A typical data science workflow

I found the following very interesting quote describing a typical data-science application workflow:

Data science applications revolve around the following paradigm:

Until (tired) {
  Data management
  Complex analytics
}

Note the usage of tired in the above construct. There is a lot of truth in this – while working with data in either the data-management of analytics side, there is a lot of tedium that one must deal with. There are many obstacles in the path of getting insights from data e.g. data-format variabilities, software library inconsistencies, naming inconsistencies in the data etc. A lot of energy is spent in this phase – naturally, there are significant economic implications for the “tired”-ness syndrome.

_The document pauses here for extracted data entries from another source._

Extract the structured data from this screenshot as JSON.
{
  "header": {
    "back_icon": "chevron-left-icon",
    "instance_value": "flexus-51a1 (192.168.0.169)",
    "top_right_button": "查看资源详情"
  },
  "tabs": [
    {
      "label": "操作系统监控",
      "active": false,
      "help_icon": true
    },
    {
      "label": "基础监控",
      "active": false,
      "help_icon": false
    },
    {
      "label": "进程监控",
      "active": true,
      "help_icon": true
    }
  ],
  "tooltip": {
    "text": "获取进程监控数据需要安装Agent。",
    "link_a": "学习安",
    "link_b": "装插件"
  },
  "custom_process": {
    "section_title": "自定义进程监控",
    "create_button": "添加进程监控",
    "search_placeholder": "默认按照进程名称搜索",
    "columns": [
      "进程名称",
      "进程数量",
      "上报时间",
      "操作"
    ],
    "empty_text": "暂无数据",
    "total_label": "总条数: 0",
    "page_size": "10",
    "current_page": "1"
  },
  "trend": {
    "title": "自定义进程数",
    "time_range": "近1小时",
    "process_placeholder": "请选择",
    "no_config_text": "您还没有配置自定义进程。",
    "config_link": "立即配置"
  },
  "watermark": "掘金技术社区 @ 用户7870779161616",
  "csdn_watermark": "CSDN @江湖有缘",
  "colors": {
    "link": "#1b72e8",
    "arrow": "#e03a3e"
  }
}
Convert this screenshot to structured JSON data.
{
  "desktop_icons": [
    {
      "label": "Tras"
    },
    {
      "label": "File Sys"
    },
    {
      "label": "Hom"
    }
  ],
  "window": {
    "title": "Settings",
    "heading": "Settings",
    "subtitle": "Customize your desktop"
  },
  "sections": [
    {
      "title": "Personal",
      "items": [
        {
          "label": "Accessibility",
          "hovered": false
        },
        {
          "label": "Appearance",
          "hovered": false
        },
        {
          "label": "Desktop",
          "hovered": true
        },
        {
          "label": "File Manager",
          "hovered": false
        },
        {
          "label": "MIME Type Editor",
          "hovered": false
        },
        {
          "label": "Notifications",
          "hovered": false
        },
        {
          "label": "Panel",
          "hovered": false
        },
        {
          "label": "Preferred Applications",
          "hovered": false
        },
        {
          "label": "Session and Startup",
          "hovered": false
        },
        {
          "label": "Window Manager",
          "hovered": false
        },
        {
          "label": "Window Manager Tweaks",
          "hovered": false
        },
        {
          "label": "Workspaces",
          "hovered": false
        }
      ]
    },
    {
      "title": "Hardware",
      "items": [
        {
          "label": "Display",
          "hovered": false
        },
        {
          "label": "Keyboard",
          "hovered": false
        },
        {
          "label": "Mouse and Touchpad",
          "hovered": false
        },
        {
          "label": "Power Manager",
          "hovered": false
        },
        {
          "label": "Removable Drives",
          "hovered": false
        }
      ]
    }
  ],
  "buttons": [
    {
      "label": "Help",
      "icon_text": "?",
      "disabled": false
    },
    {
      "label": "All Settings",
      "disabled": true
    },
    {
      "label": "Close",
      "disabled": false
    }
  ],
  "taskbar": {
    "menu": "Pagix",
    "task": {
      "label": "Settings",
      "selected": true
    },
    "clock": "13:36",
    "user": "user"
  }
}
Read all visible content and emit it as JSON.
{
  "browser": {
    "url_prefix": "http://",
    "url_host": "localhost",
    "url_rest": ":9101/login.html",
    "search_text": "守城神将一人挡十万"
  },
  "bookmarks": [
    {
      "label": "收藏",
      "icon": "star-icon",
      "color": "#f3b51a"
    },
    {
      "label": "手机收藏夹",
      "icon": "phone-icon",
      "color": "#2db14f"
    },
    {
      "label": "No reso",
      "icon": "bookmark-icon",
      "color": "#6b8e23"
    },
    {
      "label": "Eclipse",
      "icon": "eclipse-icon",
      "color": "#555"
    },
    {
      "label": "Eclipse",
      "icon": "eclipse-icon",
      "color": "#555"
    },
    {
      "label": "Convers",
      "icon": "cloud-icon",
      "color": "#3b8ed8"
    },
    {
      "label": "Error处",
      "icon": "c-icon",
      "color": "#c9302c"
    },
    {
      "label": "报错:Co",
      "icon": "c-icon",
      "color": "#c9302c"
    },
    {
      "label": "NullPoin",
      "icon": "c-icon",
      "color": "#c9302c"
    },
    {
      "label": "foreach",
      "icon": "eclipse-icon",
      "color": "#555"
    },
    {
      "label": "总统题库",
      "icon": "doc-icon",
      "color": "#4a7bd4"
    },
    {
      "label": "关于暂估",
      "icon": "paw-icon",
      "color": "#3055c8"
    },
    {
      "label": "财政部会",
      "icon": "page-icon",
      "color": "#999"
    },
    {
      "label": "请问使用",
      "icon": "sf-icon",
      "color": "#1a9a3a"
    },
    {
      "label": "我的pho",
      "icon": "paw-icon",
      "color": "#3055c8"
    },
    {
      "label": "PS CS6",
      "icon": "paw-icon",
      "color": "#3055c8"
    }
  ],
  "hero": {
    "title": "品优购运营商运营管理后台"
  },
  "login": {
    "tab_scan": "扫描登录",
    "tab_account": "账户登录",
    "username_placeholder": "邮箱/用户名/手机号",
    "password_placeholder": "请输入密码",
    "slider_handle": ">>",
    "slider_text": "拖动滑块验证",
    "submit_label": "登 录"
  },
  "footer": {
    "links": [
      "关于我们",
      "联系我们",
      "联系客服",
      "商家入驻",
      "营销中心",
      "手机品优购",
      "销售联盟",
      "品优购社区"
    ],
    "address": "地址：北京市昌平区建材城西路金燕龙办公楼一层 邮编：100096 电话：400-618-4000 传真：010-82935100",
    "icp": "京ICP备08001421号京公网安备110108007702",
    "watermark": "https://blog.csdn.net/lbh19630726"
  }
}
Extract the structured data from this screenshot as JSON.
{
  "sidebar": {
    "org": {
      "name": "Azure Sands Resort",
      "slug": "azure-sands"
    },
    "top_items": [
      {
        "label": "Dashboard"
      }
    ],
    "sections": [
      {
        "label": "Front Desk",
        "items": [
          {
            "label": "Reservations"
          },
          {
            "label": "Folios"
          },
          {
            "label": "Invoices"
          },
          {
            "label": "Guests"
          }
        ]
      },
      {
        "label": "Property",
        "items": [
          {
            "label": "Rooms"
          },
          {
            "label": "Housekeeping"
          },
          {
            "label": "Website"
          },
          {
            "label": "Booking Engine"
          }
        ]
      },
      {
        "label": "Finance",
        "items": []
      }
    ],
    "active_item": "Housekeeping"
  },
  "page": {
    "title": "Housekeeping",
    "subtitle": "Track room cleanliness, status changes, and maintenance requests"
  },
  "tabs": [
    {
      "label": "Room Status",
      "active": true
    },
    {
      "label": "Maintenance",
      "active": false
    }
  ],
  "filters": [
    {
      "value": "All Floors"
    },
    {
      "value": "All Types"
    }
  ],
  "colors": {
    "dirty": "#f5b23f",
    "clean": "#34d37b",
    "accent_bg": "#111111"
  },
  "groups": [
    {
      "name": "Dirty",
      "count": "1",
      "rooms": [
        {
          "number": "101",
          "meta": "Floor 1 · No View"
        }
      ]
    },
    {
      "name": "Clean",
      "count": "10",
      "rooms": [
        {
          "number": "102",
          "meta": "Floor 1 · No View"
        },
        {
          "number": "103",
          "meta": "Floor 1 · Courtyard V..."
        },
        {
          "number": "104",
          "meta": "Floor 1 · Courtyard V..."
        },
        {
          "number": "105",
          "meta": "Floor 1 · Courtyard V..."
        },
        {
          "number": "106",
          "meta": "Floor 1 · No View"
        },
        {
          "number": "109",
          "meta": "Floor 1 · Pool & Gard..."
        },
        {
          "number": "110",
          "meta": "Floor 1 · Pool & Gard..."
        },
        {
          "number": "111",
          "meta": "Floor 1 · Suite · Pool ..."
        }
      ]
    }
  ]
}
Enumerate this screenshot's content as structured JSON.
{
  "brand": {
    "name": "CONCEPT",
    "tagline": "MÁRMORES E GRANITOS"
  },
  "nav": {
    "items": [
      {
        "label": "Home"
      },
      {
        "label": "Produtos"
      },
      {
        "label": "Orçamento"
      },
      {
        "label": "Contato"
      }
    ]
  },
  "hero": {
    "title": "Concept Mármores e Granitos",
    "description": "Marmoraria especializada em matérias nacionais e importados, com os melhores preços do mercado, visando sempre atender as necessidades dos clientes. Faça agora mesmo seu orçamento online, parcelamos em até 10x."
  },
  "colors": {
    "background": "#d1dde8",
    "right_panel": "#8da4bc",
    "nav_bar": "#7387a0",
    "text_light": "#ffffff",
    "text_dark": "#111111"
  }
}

One of the projects at our company where we are trying to alleviate the tired-ness of data-scientists is the Insight project. Here, we harmonize data from hundreds of clinical trials (public and private) so that scientists can dive in directly into the analysis that they care about. Currently one of the top-five pharma companies in the world is using the API and UI-s of the Insight project.

PS: The quote is from an article by Michael Stonebraker, Samuel Madden and Timothy Mattson (with their experience in the world of data, they should know). The article covered the achievements of the ISTC big-data group at MIT in the last five years. Our company’s database SciDB originated from this project, and is listed as one of the major achievements of the group.